What the film is about, then, is gore. Lots and lots of it. The film begins with a cold open that makes this abundantly clear, and (after the preliminary storyline is dealt with) each action sequence ratchets up the violence and strange prosthetics until the titular confrontation takes place. With all of the crazy comedy and warped characters, though, the end result feels like more of an oddly light piece of escapism for those who like it coloured crimson. I certainly didn’t find it as disturbing or just plain weirdas Miike’s Ichi the Killer, but neither was it that much fun to watch; all recycled tropes, fountains of CGI blood and the big boss fight at the end.
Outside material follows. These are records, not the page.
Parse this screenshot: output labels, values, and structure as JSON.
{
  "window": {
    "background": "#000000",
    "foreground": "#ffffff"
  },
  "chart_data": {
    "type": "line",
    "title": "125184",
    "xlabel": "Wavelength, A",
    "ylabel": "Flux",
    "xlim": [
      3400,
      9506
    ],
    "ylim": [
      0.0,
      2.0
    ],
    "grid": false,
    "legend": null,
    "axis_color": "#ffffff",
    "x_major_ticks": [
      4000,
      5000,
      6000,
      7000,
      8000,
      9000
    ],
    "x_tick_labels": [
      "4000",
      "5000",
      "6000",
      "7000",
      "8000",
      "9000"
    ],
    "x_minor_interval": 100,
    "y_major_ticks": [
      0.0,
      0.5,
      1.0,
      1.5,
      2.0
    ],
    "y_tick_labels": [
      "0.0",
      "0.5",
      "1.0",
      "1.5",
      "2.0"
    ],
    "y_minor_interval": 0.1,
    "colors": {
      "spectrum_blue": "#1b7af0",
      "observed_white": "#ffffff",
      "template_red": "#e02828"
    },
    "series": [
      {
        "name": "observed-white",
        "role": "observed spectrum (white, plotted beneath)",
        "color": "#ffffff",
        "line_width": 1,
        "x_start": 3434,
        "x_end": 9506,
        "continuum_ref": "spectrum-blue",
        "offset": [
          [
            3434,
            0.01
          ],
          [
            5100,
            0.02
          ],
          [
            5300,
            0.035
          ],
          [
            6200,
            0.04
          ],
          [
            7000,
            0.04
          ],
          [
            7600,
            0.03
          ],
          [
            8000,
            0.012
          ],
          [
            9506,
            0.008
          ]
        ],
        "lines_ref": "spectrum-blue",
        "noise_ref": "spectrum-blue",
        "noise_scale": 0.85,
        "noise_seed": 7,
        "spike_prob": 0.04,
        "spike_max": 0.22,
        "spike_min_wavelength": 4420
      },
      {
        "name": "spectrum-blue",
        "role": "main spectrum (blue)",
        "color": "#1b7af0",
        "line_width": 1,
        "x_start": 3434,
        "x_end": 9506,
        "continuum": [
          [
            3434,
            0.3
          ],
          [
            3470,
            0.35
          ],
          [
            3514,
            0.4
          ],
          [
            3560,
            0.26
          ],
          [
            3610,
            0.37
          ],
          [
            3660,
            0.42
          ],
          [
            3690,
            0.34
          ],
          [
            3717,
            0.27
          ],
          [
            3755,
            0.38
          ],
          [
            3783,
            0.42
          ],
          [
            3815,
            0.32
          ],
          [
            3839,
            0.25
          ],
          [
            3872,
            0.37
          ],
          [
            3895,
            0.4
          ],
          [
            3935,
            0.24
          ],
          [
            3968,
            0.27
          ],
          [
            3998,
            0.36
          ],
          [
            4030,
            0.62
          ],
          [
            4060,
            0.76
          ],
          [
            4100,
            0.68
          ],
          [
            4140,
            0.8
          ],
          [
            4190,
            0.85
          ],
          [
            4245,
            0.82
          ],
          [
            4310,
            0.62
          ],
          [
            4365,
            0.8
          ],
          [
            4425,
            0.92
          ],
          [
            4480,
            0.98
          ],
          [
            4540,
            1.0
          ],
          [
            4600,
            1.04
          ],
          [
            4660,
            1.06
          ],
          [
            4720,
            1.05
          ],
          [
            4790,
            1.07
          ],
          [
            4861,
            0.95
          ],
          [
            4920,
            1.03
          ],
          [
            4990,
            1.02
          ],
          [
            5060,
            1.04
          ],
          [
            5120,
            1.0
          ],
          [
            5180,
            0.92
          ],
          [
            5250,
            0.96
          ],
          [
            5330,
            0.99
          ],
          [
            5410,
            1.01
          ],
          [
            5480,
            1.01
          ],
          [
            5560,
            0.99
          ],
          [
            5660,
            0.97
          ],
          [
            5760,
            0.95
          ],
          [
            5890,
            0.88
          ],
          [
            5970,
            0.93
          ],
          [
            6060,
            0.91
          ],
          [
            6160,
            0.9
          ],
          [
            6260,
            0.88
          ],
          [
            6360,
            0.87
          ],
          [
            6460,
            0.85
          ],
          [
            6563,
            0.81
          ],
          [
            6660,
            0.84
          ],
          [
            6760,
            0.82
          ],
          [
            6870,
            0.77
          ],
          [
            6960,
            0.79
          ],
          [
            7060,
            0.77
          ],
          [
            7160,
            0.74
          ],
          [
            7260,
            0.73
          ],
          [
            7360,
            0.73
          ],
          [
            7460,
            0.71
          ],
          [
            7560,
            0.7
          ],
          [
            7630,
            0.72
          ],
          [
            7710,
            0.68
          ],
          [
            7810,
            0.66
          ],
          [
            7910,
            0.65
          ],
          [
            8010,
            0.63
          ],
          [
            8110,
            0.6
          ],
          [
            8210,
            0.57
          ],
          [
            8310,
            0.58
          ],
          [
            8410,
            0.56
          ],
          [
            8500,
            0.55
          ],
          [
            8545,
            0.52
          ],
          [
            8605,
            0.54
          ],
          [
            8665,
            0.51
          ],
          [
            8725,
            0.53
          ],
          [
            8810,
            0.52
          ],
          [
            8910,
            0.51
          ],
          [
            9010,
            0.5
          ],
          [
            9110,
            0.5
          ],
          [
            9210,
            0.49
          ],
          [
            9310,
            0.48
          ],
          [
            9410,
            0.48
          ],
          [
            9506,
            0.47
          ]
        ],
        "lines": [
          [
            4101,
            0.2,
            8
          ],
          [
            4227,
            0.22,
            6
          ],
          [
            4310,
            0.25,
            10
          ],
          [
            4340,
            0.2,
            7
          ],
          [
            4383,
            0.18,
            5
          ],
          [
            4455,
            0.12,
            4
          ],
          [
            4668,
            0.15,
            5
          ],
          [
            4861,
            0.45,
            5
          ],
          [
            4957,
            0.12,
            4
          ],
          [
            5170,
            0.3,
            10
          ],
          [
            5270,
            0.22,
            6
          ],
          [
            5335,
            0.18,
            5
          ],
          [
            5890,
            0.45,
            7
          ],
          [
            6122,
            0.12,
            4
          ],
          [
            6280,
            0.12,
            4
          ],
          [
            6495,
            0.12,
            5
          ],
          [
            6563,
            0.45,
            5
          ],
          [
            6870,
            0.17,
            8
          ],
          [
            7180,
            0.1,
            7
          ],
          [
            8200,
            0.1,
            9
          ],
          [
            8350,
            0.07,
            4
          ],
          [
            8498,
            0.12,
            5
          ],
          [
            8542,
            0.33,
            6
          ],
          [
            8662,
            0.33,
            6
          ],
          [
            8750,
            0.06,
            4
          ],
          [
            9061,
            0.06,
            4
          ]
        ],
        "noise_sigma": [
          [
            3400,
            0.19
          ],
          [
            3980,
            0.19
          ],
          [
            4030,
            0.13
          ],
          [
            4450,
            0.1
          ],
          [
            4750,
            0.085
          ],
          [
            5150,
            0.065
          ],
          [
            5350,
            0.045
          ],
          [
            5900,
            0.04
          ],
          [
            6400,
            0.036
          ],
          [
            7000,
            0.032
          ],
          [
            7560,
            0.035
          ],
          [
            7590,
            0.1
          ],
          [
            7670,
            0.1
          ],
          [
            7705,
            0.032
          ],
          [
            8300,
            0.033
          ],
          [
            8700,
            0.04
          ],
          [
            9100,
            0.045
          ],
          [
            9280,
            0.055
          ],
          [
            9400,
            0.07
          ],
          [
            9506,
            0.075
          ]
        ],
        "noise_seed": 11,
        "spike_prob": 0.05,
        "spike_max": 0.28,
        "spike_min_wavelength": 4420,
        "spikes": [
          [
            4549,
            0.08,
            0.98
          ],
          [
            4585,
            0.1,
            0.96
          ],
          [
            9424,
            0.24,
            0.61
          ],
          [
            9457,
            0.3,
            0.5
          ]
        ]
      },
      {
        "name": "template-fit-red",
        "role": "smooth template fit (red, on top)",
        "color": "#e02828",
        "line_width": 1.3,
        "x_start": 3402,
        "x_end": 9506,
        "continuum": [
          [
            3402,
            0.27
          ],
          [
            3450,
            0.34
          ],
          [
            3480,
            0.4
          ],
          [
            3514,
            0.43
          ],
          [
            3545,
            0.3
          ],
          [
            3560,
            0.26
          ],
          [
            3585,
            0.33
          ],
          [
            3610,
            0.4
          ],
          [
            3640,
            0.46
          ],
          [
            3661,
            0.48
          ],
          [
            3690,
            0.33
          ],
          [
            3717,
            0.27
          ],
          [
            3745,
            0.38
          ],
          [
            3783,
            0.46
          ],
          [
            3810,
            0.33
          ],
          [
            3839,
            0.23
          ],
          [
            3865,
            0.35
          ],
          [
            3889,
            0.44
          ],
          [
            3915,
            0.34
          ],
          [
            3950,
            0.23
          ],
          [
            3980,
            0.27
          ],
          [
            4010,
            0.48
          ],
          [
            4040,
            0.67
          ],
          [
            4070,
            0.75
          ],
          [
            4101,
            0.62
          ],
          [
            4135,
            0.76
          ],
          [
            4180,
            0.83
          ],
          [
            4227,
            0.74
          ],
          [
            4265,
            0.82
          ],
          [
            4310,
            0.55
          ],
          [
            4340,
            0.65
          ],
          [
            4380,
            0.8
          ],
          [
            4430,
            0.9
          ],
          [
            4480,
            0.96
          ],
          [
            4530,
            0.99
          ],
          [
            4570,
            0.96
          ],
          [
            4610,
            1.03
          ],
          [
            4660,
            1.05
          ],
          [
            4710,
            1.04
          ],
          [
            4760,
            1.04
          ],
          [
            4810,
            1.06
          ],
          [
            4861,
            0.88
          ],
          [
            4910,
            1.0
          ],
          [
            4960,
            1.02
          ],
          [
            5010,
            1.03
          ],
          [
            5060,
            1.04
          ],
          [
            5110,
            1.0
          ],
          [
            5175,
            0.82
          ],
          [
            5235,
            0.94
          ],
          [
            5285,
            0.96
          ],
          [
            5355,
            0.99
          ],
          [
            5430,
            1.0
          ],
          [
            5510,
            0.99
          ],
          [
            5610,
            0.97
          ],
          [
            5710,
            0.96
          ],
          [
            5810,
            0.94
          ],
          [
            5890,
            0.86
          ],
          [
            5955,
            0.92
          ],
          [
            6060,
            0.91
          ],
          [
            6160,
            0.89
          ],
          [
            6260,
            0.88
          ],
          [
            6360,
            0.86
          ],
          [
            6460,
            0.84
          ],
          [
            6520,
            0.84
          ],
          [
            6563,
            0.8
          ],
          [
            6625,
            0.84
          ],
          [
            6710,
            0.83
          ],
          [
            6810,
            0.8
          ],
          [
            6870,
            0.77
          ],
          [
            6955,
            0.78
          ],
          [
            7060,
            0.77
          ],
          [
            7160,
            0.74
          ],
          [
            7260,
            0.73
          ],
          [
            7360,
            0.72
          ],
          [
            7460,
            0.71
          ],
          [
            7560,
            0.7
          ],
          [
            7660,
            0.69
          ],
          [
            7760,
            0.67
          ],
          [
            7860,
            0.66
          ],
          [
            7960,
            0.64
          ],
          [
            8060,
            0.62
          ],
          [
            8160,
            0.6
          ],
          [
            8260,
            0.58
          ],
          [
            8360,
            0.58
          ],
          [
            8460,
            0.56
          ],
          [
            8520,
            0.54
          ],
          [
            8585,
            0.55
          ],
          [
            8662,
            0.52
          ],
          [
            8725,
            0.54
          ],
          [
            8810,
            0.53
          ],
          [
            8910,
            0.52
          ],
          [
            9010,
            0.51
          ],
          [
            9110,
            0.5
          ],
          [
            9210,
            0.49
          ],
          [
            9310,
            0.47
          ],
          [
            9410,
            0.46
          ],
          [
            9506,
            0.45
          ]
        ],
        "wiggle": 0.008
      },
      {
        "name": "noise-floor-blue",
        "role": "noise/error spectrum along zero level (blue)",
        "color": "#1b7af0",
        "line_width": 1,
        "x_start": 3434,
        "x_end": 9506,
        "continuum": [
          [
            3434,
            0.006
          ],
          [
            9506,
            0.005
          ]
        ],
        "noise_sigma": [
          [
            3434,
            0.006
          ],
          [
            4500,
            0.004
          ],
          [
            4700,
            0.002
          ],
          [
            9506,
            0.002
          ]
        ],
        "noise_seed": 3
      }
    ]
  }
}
Bear in mind, though, that I’m not a gorehound. Connoisseurs of the genre will likely see more in the film than I did, and I’m guessing it’ll be just right for those who want more from the teams behind The Machine Girl and Tokyo Gore Police — co-director Yoshihiro Nishimura did the effects for both films and wrote and directed the latter as well, and he’s very much in demand. There’s certainly a lot of effects work here, and much of it of it is more old-school make-up and prosthetics than CGI. The bright, zany feel of the film perhaps make these look a little less impressive than they would be in a darker horror film.
All in all, Vampire Girl vs Frankenstein Girl is exactly what it says on the tin. If you’re after a madcap monsterfest interspersed with highschool romance of an evening, this might be just the ticket.